I also hadn’t been buying or requesting any books from publicists, and have, shamefully, been ignoring my e-mail. The other day I broke down and went through my e-mail and found an offer of a review copy for the book Willow, by Julia Hoban. The publicist for the book kindly (I think she might be the devil in disguise sen by my BLOB cohorts) enclosed the below description of the book, which I was unable to resist.

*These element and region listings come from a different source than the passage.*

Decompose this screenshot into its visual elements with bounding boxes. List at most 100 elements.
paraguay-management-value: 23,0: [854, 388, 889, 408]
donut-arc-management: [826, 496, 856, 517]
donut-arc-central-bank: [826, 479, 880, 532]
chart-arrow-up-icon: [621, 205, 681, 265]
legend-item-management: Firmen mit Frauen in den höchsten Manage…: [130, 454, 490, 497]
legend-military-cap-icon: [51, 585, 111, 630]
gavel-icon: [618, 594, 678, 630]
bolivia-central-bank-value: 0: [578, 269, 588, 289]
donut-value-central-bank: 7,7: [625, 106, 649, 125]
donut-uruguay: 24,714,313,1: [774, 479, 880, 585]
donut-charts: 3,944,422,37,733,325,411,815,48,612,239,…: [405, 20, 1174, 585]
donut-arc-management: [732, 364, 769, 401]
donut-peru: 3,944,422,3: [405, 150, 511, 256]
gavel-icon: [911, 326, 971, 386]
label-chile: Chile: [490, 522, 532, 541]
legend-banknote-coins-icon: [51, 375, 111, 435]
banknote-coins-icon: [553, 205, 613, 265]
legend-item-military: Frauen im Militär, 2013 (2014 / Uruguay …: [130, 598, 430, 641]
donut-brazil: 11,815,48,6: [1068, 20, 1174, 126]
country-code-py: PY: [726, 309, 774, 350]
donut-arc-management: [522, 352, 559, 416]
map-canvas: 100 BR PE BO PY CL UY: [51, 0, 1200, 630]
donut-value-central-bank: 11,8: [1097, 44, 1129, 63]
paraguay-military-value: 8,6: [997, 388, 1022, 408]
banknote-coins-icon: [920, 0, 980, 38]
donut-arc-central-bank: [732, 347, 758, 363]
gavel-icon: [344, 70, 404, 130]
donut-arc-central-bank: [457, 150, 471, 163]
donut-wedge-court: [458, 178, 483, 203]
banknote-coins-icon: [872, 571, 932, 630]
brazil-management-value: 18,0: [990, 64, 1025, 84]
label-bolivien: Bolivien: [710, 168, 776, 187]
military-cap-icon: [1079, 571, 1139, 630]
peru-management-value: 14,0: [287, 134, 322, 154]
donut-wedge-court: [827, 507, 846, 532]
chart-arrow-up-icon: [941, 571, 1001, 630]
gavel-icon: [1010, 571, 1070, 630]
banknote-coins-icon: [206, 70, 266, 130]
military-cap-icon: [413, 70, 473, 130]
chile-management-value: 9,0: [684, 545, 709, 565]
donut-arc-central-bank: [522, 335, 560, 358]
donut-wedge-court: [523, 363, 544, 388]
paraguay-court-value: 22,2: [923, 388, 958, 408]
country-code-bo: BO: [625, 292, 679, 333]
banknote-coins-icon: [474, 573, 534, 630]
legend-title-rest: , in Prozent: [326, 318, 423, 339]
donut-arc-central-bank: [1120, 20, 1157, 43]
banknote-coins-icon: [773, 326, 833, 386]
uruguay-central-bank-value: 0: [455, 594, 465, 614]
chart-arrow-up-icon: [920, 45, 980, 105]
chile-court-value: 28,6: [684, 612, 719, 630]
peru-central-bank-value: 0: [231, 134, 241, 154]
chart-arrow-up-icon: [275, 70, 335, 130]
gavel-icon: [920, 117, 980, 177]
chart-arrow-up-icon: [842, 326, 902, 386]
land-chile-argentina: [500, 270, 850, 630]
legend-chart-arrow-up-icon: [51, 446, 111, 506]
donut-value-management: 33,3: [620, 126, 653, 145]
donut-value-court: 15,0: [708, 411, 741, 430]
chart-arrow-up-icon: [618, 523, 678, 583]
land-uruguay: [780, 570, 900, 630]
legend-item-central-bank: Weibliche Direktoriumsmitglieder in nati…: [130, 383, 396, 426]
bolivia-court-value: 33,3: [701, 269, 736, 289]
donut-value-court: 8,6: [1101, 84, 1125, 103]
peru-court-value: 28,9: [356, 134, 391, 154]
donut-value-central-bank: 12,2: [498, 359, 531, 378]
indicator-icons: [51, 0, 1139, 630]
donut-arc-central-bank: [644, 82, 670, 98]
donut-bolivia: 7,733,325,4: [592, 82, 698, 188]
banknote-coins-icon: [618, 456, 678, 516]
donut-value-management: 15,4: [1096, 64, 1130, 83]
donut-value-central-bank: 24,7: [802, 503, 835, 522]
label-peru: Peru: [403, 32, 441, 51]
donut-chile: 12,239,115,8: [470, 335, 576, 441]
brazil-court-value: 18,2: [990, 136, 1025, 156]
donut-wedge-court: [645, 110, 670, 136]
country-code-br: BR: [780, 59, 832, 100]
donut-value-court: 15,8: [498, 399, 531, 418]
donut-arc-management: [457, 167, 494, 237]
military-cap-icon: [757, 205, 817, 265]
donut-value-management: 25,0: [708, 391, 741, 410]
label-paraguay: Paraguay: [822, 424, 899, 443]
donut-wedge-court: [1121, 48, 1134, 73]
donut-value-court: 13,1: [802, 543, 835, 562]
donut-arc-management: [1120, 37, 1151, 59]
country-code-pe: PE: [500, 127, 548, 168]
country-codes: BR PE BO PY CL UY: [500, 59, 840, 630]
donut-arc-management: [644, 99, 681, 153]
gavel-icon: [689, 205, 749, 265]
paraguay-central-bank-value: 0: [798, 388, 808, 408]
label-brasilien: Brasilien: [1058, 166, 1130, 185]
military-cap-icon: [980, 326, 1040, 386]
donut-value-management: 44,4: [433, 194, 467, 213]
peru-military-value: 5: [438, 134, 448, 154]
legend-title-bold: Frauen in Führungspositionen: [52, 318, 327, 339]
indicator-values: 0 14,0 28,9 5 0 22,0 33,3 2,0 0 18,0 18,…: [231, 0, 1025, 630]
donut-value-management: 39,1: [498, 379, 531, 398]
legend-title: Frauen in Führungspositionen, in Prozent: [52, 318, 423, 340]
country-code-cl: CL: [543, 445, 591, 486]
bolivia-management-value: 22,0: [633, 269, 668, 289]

Trapped in a life she never expected, Willow Randall desperately wishes things would return to the way they were – but they can’t. One night, Willow’s parents drank too much and asked her to drive them home, but they never made it – Willow lost control of the car, and both of her parents were killed. Now tormented by guilt, she goes through the motions just trying to cope. Willow numbs her new, grim reality by secretly cutting herself – the only way she thinks she can gain control amidst dysfunction and chaos. Extremely unique, smart, and thoughtful, Willow not only faces the daunting task of refiguring her life without the people who mattered most, but falls in love with the first person to know everything about her. WILLOW is a testament to the need for human connection and the power of love to heal. It’s about the love of books, the love of family, and a special love that develops between two teenagers that allows our heroine to start her journey toward healing.
Fellow Blobber Candace, oh-so-helpfully, chimed in that it was the most amazing thing she has ever read and one of her best books of 2009. Though I am pretty sure she has an ulterior motive, check out what she had to say about Willow in her review from September 2009:
Willow is not a depressing book. It’s a startlingly realistic look at what can happen when we feel separated from our own world. It’s about connections and trust. Hoban does not pretend to offer magic solutions; instead, she gives us much to think about and discuss.
Willow is a must-read novel. I am not surprised that it was nominated by the American Library Association for Best Book for Young Adults.
See if I listen to anything she has to say again. I only get in trouble, and now I’m apparently on a downward spiral and have entered a couple of giveaway contests as well.
Needless to say I am very excited to have this in my hot little hands and I can’t wait to read it. Shame on you Candace for enabling my addiction. I’ll get you.